If the bears are right about a recession being around the corner, the timing will be terrible for new graduates.

RBC (RY.TO) looked at the last global recession in 2008, in a new report. Young people who had the misfortune of entering the workforce back then are still feeling its effects today.

“Evidence suggests the health of the economy at the start of a person’s working life can accelerate, or delay, a person’s entire career,” said Andrew Agopsowicz, senior economist at RBC Economics, in the report.

“Periods of joblessness or underemployment can allow skills acquired in school to deteriorate, hamper the acquisition of important new skills, and delay opportunities for moving into specialized or management roles. It can take years to catch up.”

The report found young Canadians were hit the hardest. The unemployment rate for those between 20 and 24 jumped from 9 per cent in 2008 to more than 12 per cent in 2009.

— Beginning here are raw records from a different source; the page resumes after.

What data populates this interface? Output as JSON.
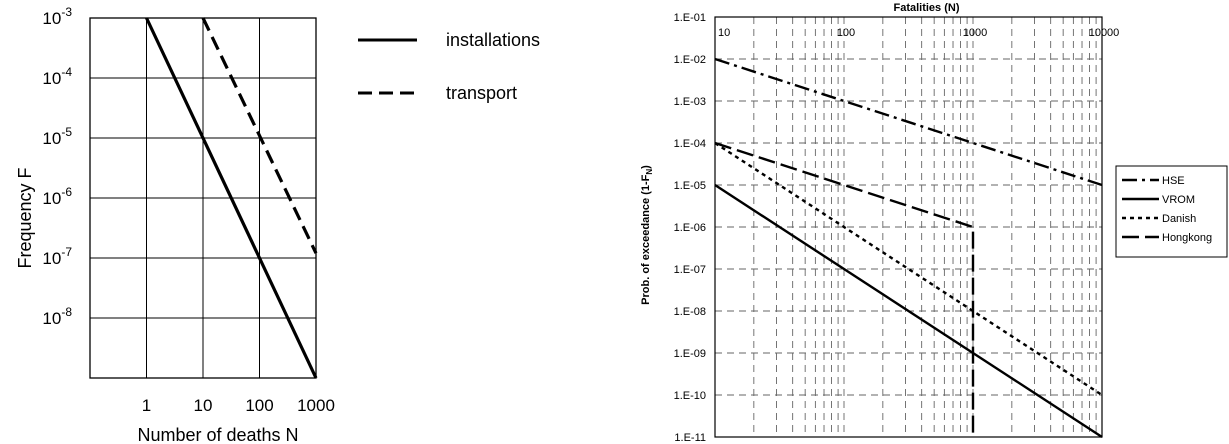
{
  "chart_data": [
    {
      "type": "line",
      "x_scale": "log",
      "y_scale": "log",
      "xlabel": "Number of deaths N",
      "ylabel": "Frequency F",
      "xlim": [
        0.1,
        1000
      ],
      "ylim": [
        1e-09,
        0.001
      ],
      "x_ticks": [
        {
          "value": 1,
          "label": "1"
        },
        {
          "value": 10,
          "label": "10"
        },
        {
          "value": 100,
          "label": "100"
        },
        {
          "value": 1000,
          "label": "1000"
        }
      ],
      "y_ticks": [
        {
          "value": 0.001,
          "mant": "10",
          "exp": "-3"
        },
        {
          "value": 0.0001,
          "mant": "10",
          "exp": "-4"
        },
        {
          "value": 1e-05,
          "mant": "10",
          "exp": "-5"
        },
        {
          "value": 1e-06,
          "mant": "10",
          "exp": "-6"
        },
        {
          "value": 1e-07,
          "mant": "10",
          "exp": "-7"
        },
        {
          "value": 1e-08,
          "mant": "10",
          "exp": "-8"
        }
      ],
      "grid": true,
      "legend_position": "right",
      "series": [
        {
          "name": "installations",
          "style": "solid",
          "x": [
            1,
            1000
          ],
          "y": [
            0.001,
            1e-09
          ]
        },
        {
          "name": "transport",
          "style": "dashed",
          "x": [
            10,
            1000
          ],
          "y": [
            0.001,
            1.2e-07
          ]
        }
      ]
    },
    {
      "type": "line",
      "x_scale": "log",
      "y_scale": "log",
      "xlabel": "Fatalities (N)",
      "ylabel": "Prob. of exceedance (1-F",
      "ylabel_sub": "N",
      "ylabel_close": ")",
      "xlim": [
        10,
        10000
      ],
      "ylim": [
        1e-11,
        0.1
      ],
      "x_ticks": [
        {
          "value": 10,
          "label": "10"
        },
        {
          "value": 100,
          "label": "100"
        },
        {
          "value": 1000,
          "label": "1000"
        },
        {
          "value": 10000,
          "label": "10000"
        }
      ],
      "y_ticks": [
        {
          "value": 0.1,
          "label": "1.E-01"
        },
        {
          "value": 0.01,
          "label": "1.E-02"
        },
        {
          "value": 0.001,
          "label": "1.E-03"
        },
        {
          "value": 0.0001,
          "label": "1.E-04"
        },
        {
          "value": 1e-05,
          "label": "1.E-05"
        },
        {
          "value": 1e-06,
          "label": "1.E-06"
        },
        {
          "value": 1e-07,
          "label": "1.E-07"
        },
        {
          "value": 1e-08,
          "label": "1.E-08"
        },
        {
          "value": 1e-09,
          "label": "1.E-09"
        },
        {
          "value": 1e-10,
          "label": "1.E-10"
        },
        {
          "value": 1e-11,
          "label": "1.E-11"
        }
      ],
      "grid": true,
      "legend_position": "right",
      "series": [
        {
          "name": "HSE",
          "style": "dashdot",
          "x": [
            10,
            10000
          ],
          "y": [
            0.01,
            1e-05
          ]
        },
        {
          "name": "VROM",
          "style": "solid",
          "x": [
            10,
            10000
          ],
          "y": [
            1e-05,
            1e-11
          ]
        },
        {
          "name": "Danish",
          "style": "dotted",
          "x": [
            10,
            10000
          ],
          "y": [
            0.0001,
            1e-10
          ]
        },
        {
          "name": "Hongkong",
          "style": "longdash",
          "x": [
            10,
            1000,
            1000
          ],
          "y": [
            0.0001,
            1e-06,
            1e-11
          ]
        }
      ]
    }
  ]
}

Things were so bad in the following years that many chose to stay in school instead of looking for work. Enrolment rates at post-secondary institutions rose from 39 per cent in 2008 to 43 per cent in 2012.

“Even after they ventured into the labour market, unemployment rates for this group remained persistently high long after things had improved for older workers. And men were disproportionately affected,” said Agopsowicz.

“Young women with a bachelor’s degree fared better, likely because they were more likely to be employed in healthcare and educational services occupations that largely avoided any negative employment shock.”

Many recent graduates were forced into part-time and precarious work, instead of the skilled occupations they went to school for. This means some of their best years for earning potential were lost.

Average hourly wages for people who entered the workforce between 2009 and 2011 rose about 60 per cent over the first 10 years. That number jumps to 71 per cent for those who started working between 2006 and 2008.

“Studies indicate about one-half of the total increase in earnings over one’s career occur in the first decade,” said Agopsowicz

“Creating a track record of competence is key to securing future promotions or changing employers. Consistent employment is also a big factor.”

The long-term consequences can be seen in people aged 30 to 34 today, who were 19 to 23 at the start of the recession.

“Less than 10 per cent are in a management position. During the 2000-2008 period, workers in that age cohort occupied 12 per cent of management positions.” said Agopsowicz.

“Meanwhile, 37 per cent of today’s 30-34-year-olds are in a skilled occupation; their share in the 2000-2008 period was 41 per cent.”